Jika Conquering Cloud terus berlanjut seperti ini, mereka akan dipaksa keluar. Bukan karena sang pemimpin itu bodoh, melainkan karena dia tidak tahu harus berbuat apa dalam situasi ini. Serangan musuh menutupi langit dan bumi. Hal itu membuatnya merasa bahwa jika dia melakukan ini, itu tidak akan benar, tetapi jika dia melakukan itu, itu juga tidak akan benar.
“Pertahankan posisi. Pertahankan posisi.” Saat meneriakkan kata-kata ini, sang pemimpin sedang aktif mengamati situasi dan memikirkan solusi. Namun, pemikirannya tidak bisa mengikuti situasi yang terus berubah. Begitu dia memikirkan sesuatu, pertempuran tiba-tiba bergeser. Rasanya seolah-olah ada mata-mata yang merusak rencana-rencananya. Bagaimana mungkin dia berani mengeluarkan perintah apa pun?
Begitu tim Ye Xiu menyebarkan kekacauan ke seluruh pasukan Conquering Cloud, dengan bagian belakang yang terbakar, bagaimana mungkin orang-orang di garis depan yang menyerang bos bisa tetap tenang! Cukup banyak dari mereka yang pergi untuk membantu dalam PvP karena panik, ketika kelompok Loulan Slash tiba-tiba menyerbu maju. Conquering Cloud segera memberikan perlawanan, mengira kelompok Loulan Slash berencana menyerang mereka seperti kelompok Ye Xiu, jadi mereka memutuskan untuk menyerang duluan.

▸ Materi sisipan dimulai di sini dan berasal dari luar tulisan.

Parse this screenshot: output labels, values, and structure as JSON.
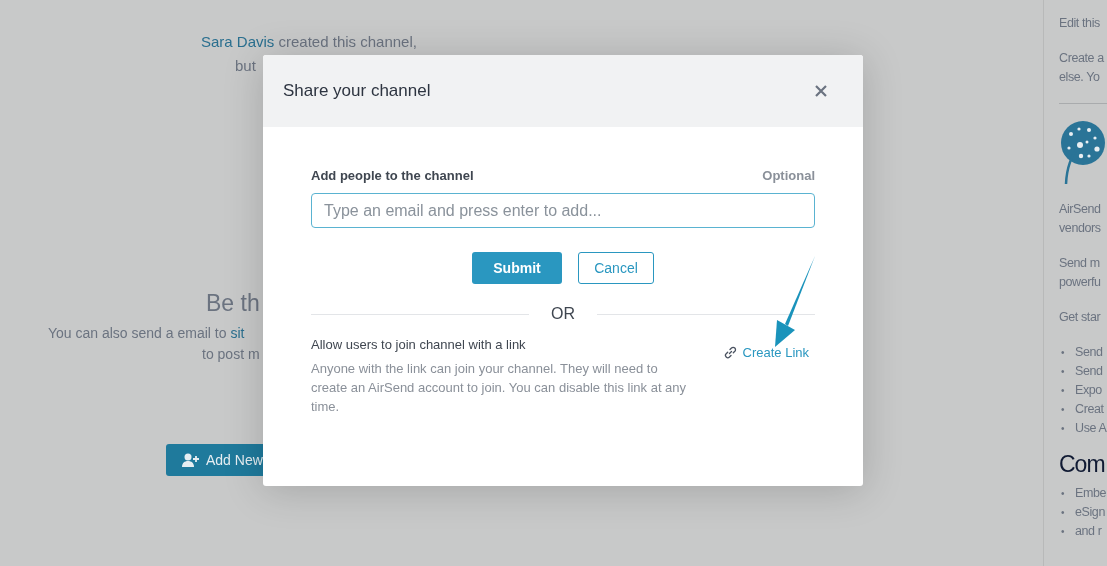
{
  "channel_view": {
    "creator_link": "Sara Davis",
    "creator_text": " created this channel,",
    "note_line_2": "but",
    "heading": "Be th",
    "email_text": "You can also send a email to ",
    "email_link": "sit",
    "email_line_2": "to post m",
    "add_button": "Add New"
  },
  "dialog": {
    "title": "Share your channel",
    "field_label": "Add people to the channel",
    "optional": "Optional",
    "placeholder": "Type an email and press enter to add...",
    "submit": "Submit",
    "cancel": "Cancel",
    "divider": "OR",
    "link_title": "Allow users to join channel with a link",
    "link_description": "Anyone with the link can join your channel. They will need to create an AirSend account to join. You can disable this link at any time.",
    "create_link": "Create Link"
  },
  "side_panel": {
    "paragraphs_top": [
      [
        "Edit this"
      ],
      [
        "Create a",
        "else. Yo"
      ]
    ],
    "paragraphs": [
      [
        "AirSend",
        "vendors"
      ],
      [
        "Send m",
        "powerfu"
      ],
      [
        "Get star"
      ]
    ],
    "bullets": [
      {
        "marker": "•",
        "text": "Send"
      },
      {
        "marker": "•",
        "text": "Send"
      },
      {
        "marker": "•",
        "text": "Expo"
      },
      {
        "marker": "•",
        "text": "Creat"
      },
      {
        "marker": "•",
        "text": "Use A"
      }
    ],
    "heading": "Com",
    "bullets_2": [
      {
        "marker": "•",
        "text": "Embe"
      },
      {
        "marker": "•",
        "text": "eSign"
      },
      {
        "marker": "•",
        "text": "and r"
      }
    ]
  }
}
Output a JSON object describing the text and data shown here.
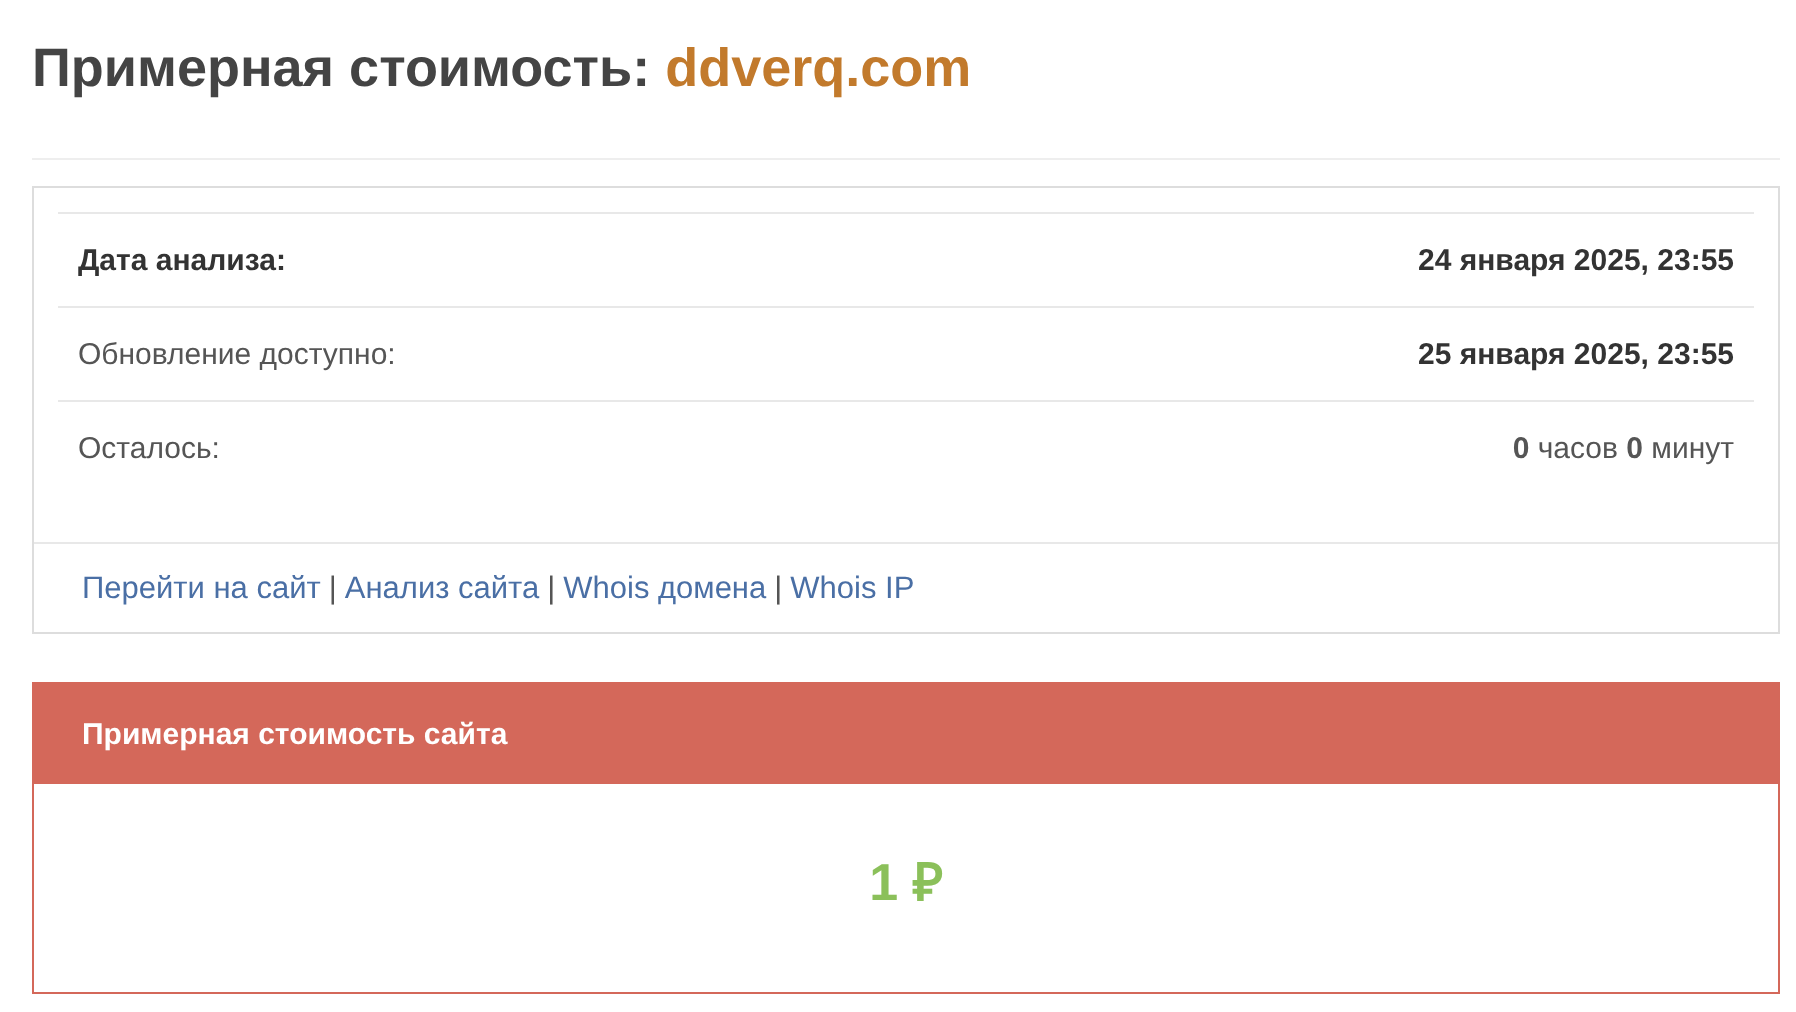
{
  "heading": {
    "label": "Примерная стоимость:",
    "domain": "ddverq.com"
  },
  "info_rows": [
    {
      "kind": "header",
      "label": "Дата анализа:",
      "value": "24 января 2025, 23:55"
    },
    {
      "kind": "date",
      "label": "Обновление доступно:",
      "value": "25 января 2025, 23:55"
    },
    {
      "kind": "countdown",
      "label": "Осталось:",
      "value": "**0** часов **0** минут"
    }
  ],
  "links": {
    "separator": "|",
    "items": [
      "Перейти на сайт",
      "Анализ сайта",
      "Whois домена",
      "Whois IP"
    ]
  },
  "value_panel": {
    "title": "Примерная стоимость сайта",
    "price": "1 ₽"
  }
}
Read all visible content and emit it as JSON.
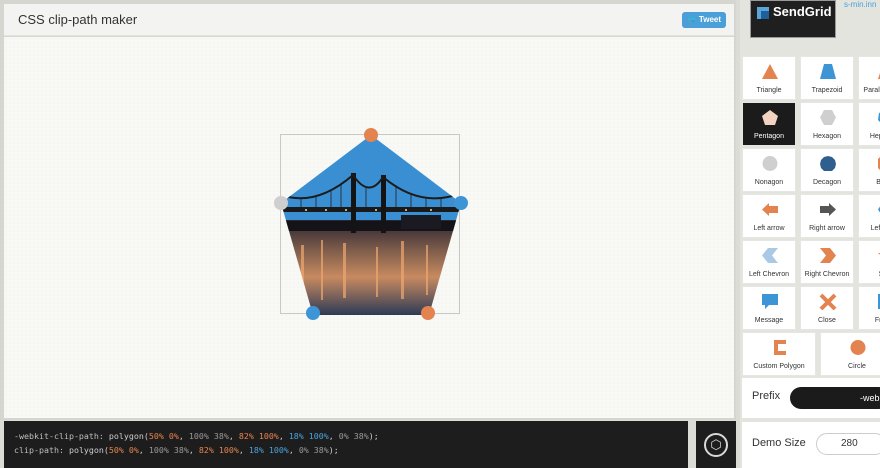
{
  "header": {
    "title": "CSS clip-path maker",
    "tweet_label": "Tweet"
  },
  "code": {
    "line1": {
      "prop": "-webkit-clip-path:",
      "fn": " polygon(",
      "p1": "50% 0%",
      "p2": "100% 38%",
      "p3": "82% 100%",
      "p4": "18% 100%",
      "p5": "0% 38%",
      "end": ");"
    },
    "line2": {
      "prop": "clip-path:",
      "fn": " polygon(",
      "p1": "50% 0%",
      "p2": "100% 38%",
      "p3": "82% 100%",
      "p4": "18% 100%",
      "p5": "0% 38%",
      "end": ");"
    }
  },
  "sidebar": {
    "ad_brand": "SendGrid",
    "ad_link": "s-min.inn",
    "shapes": [
      {
        "label": "Triangle",
        "icon": "triangle-icon"
      },
      {
        "label": "Trapezoid",
        "icon": "trapezoid-icon"
      },
      {
        "label": "Parallelogram",
        "icon": "parallelogram-icon"
      },
      {
        "label": "Pentagon",
        "icon": "pentagon-icon",
        "active": true
      },
      {
        "label": "Hexagon",
        "icon": "hexagon-icon"
      },
      {
        "label": "Heptagon",
        "icon": "heptagon-icon"
      },
      {
        "label": "Nonagon",
        "icon": "nonagon-icon"
      },
      {
        "label": "Decagon",
        "icon": "decagon-icon"
      },
      {
        "label": "Bevel",
        "icon": "bevel-icon"
      },
      {
        "label": "Left arrow",
        "icon": "left-arrow-icon"
      },
      {
        "label": "Right arrow",
        "icon": "right-arrow-icon"
      },
      {
        "label": "Left point",
        "icon": "left-point-icon"
      },
      {
        "label": "Left Chevron",
        "icon": "left-chevron-icon"
      },
      {
        "label": "Right Chevron",
        "icon": "right-chevron-icon"
      },
      {
        "label": "Star",
        "icon": "star-icon"
      },
      {
        "label": "Message",
        "icon": "message-icon"
      },
      {
        "label": "Close",
        "icon": "close-icon"
      },
      {
        "label": "Frame",
        "icon": "frame-icon"
      },
      {
        "label": "Custom Polygon",
        "icon": "custom-polygon-icon"
      },
      {
        "label": "Circle",
        "icon": "circle-icon"
      }
    ],
    "prefix_label": "Prefix",
    "prefix_value": "-webkit-",
    "demo_label": "Demo Size",
    "demo_value": "280"
  },
  "colors": {
    "orange": "#e3834f",
    "blue": "#3e95d6",
    "gray": "#cfcfcf"
  }
}
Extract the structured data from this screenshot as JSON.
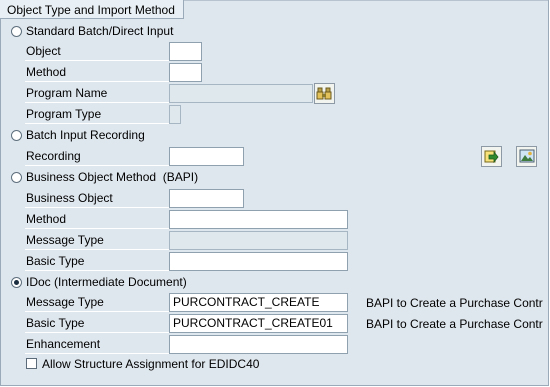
{
  "group_title": "Object Type and Import Method",
  "sections": {
    "standard": {
      "label": "Standard Batch/Direct Input",
      "object_label": "Object",
      "method_label": "Method",
      "program_name_label": "Program Name",
      "program_type_label": "Program Type"
    },
    "recording": {
      "label": "Batch Input Recording",
      "recording_label": "Recording"
    },
    "bapi": {
      "label": "Business Object Method  (BAPI)",
      "business_object_label": "Business Object",
      "method_label": "Method",
      "message_type_label": "Message Type",
      "basic_type_label": "Basic Type"
    },
    "idoc": {
      "label": "IDoc (Intermediate Document)",
      "message_type_label": "Message Type",
      "message_type_value": "PURCONTRACT_CREATE",
      "message_type_desc": "BAPI to Create a Purchase Contr",
      "basic_type_label": "Basic Type",
      "basic_type_value": "PURCONTRACT_CREATE01",
      "basic_type_desc": "BAPI to Create a Purchase Contr",
      "enhancement_label": "Enhancement"
    }
  },
  "allow_structure_label": "Allow Structure Assignment for EDIDC40",
  "selected_method": "idoc",
  "icons": [
    "program-search-icon",
    "execute-arrow-icon",
    "display-picture-icon"
  ],
  "colors": {
    "panel_bg": "#dfe7ee",
    "border": "#9aaab8",
    "readonly_bg": "#dfe8ec"
  }
}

Meskipun bos adalah target mereka, Loulan Slash jelas tidak bisa mengabaikan serangan ini. Kepemimpinannya tidak bisa menandingi Ye Xiu, tetapi kelompoknya juga memiliki tim elit!
Loulan Slash, Ocean Ahead, Little Bei, Night Tide, Thousand Falling Leaves.
Kelima orang ini berencana untuk masuk ke Aliansi Pro musim depan. Baik karakter maupun skill mereka, jauh melampaui pemain biasa. Bisa dikatakan bahwa kecuali ada tim profesional yang berada di sini, untuk tim yang terdiri dari lima orang, kelompok Loulan Slash tidak tertandingi di dalam game.
Poin ini dapat langsung terlihat dalam pertempuran ini. Kelima orang ini tak terhentikan. Mereka memiliki pemahaman diam-diam satu sama lain dan koordinasi mereka terhubung secara alami. Mereka sudah memancarkan aura para profesional.
Dengan tim seperti itu, pasukan Conquering Cloud pun tertekan. Para pemain Heavenly Justice lainnya juga bukan sekadar pemandu sorak. Kedua sisi Conquering Cloud terpaksa mundur dalam kekalahan. Mereka juga tidak bisa mengendalikan bos Night Streak. Diserang dari tiga sisi, pasukan mereka tumbang berlapis-lapis.
“Serang bosnya!” Loulan Slash masih berkepala jernih. Dia tidak melupakan tujuannya. Sambil membunuh para pemain, dia mengarahkan beberapa pasukannya untuk mulai menyerang bos. Kekalahan Conquering Cloud sudah dipastikan, tetapi siapa yang tahu jika guild lain akan muncul?
Tepat saat dia memikirkan hal ini, dia menerima sebuah pesan: “Para pemain dari Seaside sedang menuju ke sini!”